Мне тринадцать, и я параноидально хожу в музей живописи имени Крамского. Там нет ничего, кроме холодных гулких коридоров и старух в шалях, охраняющих сирень на стенах. Я уверена, что встречу там отца. Я видела его последний раз, когда еще не умела запомнить, поэтому внимательно вглядываюсь в лица взрослых мужчин. Иногда на улице или в троллейбусе мне кажется, что я узнаю его, но нет, нет.

Мама как-то сказала, что отец боготворит Евтушенко. Тогда я не знала, что Евтушенко — старый павлин в разноцветных рубашках, и выучила чилийскую поэму Голубь в Сантьяго и еще три десятка стихов наизусть.

Я давно нашла его номер и иногда звоню ему, но горло всегда схватывает спазм, и я не могу ничего произнести.

В семнадцать я пришла на его 55-летний юбилей — одинокого, никому не нужного поэта, члена Союза писателей России. Он стоял на сцене и бодрым старческим голосом читал очень плохие стихи. Я подошла за автографом, взяла его за руку и вложила ему в ладонь скомканную записку с номером телефона и объяснениями. Он не позвонил.

Еще через пять лет я все-таки позвонила, мне были нужны копии его документов. Он долго думал, тянул время и в итоге попросил меня захватить на встречу свой паспорт — мало ли что. Паспорт не понадобился — он узнал меня сразу. Он осунулся, постарел еще больше, и было непонятно, почему этот чужой, плохо одетый и, похоже, переживший инсульт старик — мой отец. Поговорить не получилось, он пришел с какой-то теткой, отдал мне копии документов и с упорством продавца Amway всучил мне свою новую книгу со словами: «Глянь, какая толстенькая».

Мы больше не виделись. Иногда я набираю в гугле «Скончался Аркадий Пресман», ничего не нахожу и так понимаю, что он жив. 

Я чувствую в себе ровно половину еврейской крови и знаю, что, когда зажигаешь субботние свечи, нужно говорить: «Борух Ато Адой-ной». 

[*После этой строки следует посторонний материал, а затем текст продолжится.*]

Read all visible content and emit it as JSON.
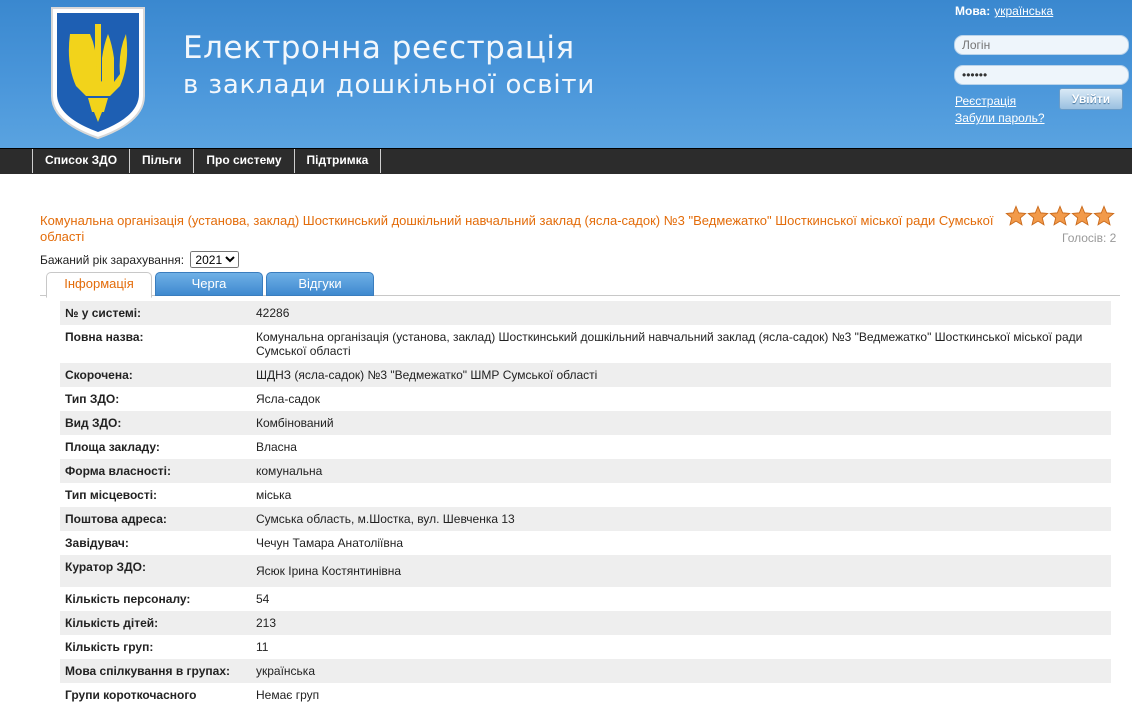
{
  "header": {
    "title_line1": "Електронна реєстрація",
    "title_line2": "в заклади дошкільної освіти",
    "lang_label": "Мова:",
    "lang_value": "українська",
    "login_placeholder": "Логін",
    "password_value": "••••••",
    "register_link": "Реєстрація",
    "forgot_link": "Забули пароль?",
    "login_button": "Увійти"
  },
  "nav": {
    "items": [
      "Список ЗДО",
      "Пільги",
      "Про систему",
      "Підтримка"
    ]
  },
  "org": {
    "name": "Комунальна організація (установа, заклад) Шосткинський дошкільний навчальний заклад (ясла-садок) №3 \"Ведмежатко\" Шосткинської міської ради Сумської області",
    "rating_stars": 5,
    "votes": "Голосів: 2"
  },
  "year": {
    "label": "Бажаний рік зарахування:",
    "selected": "2021"
  },
  "tabs": [
    "Інформація",
    "Черга",
    "Відгуки"
  ],
  "info_rows": [
    {
      "label": "№ у системі:",
      "value": "42286"
    },
    {
      "label": "Повна назва:",
      "value": "Комунальна організація (установа, заклад) Шосткинський дошкільний навчальний заклад (ясла-садок) №3 \"Ведмежатко\" Шосткинської міської ради Сумської області"
    },
    {
      "label": "Скорочена:",
      "value": "ШДНЗ (ясла-садок) №3 \"Ведмежатко\" ШМР Сумської області"
    },
    {
      "label": "Тип ЗДО:",
      "value": "Ясла-садок"
    },
    {
      "label": "Вид ЗДО:",
      "value": "Комбінований"
    },
    {
      "label": "Площа закладу:",
      "value": "Власна"
    },
    {
      "label": "Форма власності:",
      "value": "комунальна"
    },
    {
      "label": "Тип місцевості:",
      "value": "міська"
    },
    {
      "label": "Поштова адреса:",
      "value": "Сумська область, м.Шостка, вул. Шевченка 13"
    },
    {
      "label": "Завідувач:",
      "value": "Чечун Тамара Анатоліївна"
    },
    {
      "label": "Куратор ЗДО:",
      "value": "Ясюк Ірина Костянтинівна"
    },
    {
      "label": "Кількість персоналу:",
      "value": "54"
    },
    {
      "label": "Кількість дітей:",
      "value": "213"
    },
    {
      "label": "Кількість груп:",
      "value": "11"
    },
    {
      "label": "Мова спілкування в групах:",
      "value": "українська"
    },
    {
      "label": "Групи короткочасного",
      "value": "Немає груп"
    }
  ],
  "colors": {
    "header_blue": "#4a96da",
    "nav_dark": "#2c2c2c",
    "org_orange": "#e36c0a",
    "star_orange": "#f29a4a"
  }
}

Я придумываю стихи для сына. Когда у Дани отрастают волосы, они падают на одну сторону, открывая высокий лоб. Тогда мне кажется, что мой сын похож на деда, которого он никогда не узнает.

Ложка третья. Сон

Белый вязкий холодный туман съел все вокруг: землю, море, небо. Угадывается только силуэт дымящего баркаса и слышно, как жалобно кричат чайки. 

Длинный худой мой дед в черном драповом пальто и пыльной шляпе кормит надоедливых птиц, отрывая куски от батона, который он достал из чемодана. Чемоданчик небольшой, в руку, вытертая коричневая кожа обита по краям железными скобами. Одна чайка носится от куска к куску, никак не может отнять у товарок.

Дед смеется: «Дура, ты, дура. На, лови!»

Дед бредет в белом тумане, чайки кричат ему вслед. В городе падает снег, медленный, густой, торжественный. Дед идет мимо двухэтажных деревянных домов, мимо окон с наличниками.  Фонарщик еще не прошел, но и сумерки еще не спустились — то самое время на границе светотени, четыре часа пополудни. В футляре из огня гремит и сверкает новенький трамвай, из него гроздьями торчат гимназисты. 

А деревья белые, ветви тяжелые, гнутся к земле. Снег вьется, роится, и его все больше. На крыльце одного из домов сидит старик, его понемногу заносит снегом, а над дверью козырек стекает ледяными струями.

Дед мой достает хлеба, достаёт бычков в томате, достает стаканы, разливает мерзавчик, крышкой чемодана прикрывая трапезу от тяжелых хлопьев. «Ничего, Аркаша, ничего», — говорит он. Выпьем сейчас и зайдем в дом, ничего. — На бутылке надпись через пузатый бок: «Альмагель».

Через четыре ступеньки дверь плотно закроется, фонари зажгутся, и снег еще долго будет падать в желтом слюдяном свете.